Авнер перестал тереть лоб, словно ему наконец удалось соскрести постыдное, мучившее его всю жизнь клеймо.
Эфраим взял под уздцы лошадь, подвел ее к телеге, взобрался на заляпанное глиной колесо и, как бы примериваясь к стремени, закинул ногу.
— Господи! — взмолился Шмуле-Сендер. — Конец света! Слезай! Слышишь, слезай! В твои ли годы верхом скакать? И потом — зачем мертвому хлеб и селедка? Зачем?
Шмуле-Сендер боязливо глянул на телегу, как бы прося у Авнера прощения. У живого ли, у мертвого ли — неважно, но нищий не возражал.
Дождь падал на его маленькую неспелую тыковку, которой, как показалось Шмуле-Сендеру, уже больше не суждено родить ни одного семечка мысли.

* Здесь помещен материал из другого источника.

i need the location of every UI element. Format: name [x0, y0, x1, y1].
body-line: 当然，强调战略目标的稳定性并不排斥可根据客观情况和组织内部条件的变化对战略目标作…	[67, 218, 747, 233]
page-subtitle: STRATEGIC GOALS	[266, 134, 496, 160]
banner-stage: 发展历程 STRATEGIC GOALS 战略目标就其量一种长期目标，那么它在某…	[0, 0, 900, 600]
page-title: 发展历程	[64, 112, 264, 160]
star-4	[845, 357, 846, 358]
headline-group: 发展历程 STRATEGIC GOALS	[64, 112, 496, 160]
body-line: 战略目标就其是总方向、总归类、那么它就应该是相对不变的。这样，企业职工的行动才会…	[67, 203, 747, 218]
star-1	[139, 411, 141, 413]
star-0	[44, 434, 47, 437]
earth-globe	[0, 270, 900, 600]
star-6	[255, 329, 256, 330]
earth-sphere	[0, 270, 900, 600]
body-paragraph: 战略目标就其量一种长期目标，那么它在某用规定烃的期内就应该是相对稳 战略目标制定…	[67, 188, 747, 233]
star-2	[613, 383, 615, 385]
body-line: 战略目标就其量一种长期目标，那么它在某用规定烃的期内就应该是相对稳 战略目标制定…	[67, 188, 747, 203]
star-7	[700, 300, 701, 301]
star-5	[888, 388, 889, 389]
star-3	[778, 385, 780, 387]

— Я поскакал! — крикнул Эфраим и, отчаявшись оседлать гнедую, побрел пешком.
— Куда ты? Куда ты? — завопил Шмуле-Сендер, обращаясь неизвестно к кому — то ли к Авнеру, то ли к старику Эфраиму.
Они похоронили его в тот же вечер.
Эфраим самолично вырыл яму. Он не позволил погребальной братии даже прикоснуться к лопате.
Шмуле-Сендер стоял в сторонке и вытирал глаза.
— Если смерть — участь всех, — шептал он, — если все кончается в могиле, зачем вообще быть человеком?
Ужас исказил его лицо, когда старик Эфраим, склонившись над могилой, бросил в яму горсть изюма и горсть корицы.
В могиле, как в бакалейной лавке, запахло колониальными товарами.
Господи, господи, повторял сквозь слезы Шмуле-Сендер, посади его в раю за стол с праведниками и накорми досыта и хлебом, и селедкой, и напои его квасом или вином, сними с него лохмотья и надень на него парчовый кафтан и уложи его в постель без блох, и пусть твои ангелы сторожат его сон до утра, которое не наступает без твоей воли!
Эфраим не плакал. Он усердно охлопывал лопатой желтый песок и думал.
Пройдут годы, может, столетия, и из этого изюма и из этой корицы прорастут кусты винограда и коричное дерево.
Коричное дерево — Авнер Розенталь.
Оно, думал под загробный шелест песка Эфраим, поднимется среди этих старых языческих сосен, среди этих замшелых надгробий, и никаким топором сто не вырубишь, никакими молниями не испепелишь, потому что выросло оно не из земли, а из человеческого сердца, удобренного горестями и страданиями.
Без смерти, думал Эфраим, нет памяти. Но память сильней смерти, ибо смерть торжествует мгновенье, а память — вечно!
Прощай, Авнер Розенталь — нищий, здравствуй, Авнер Розенталь — богач!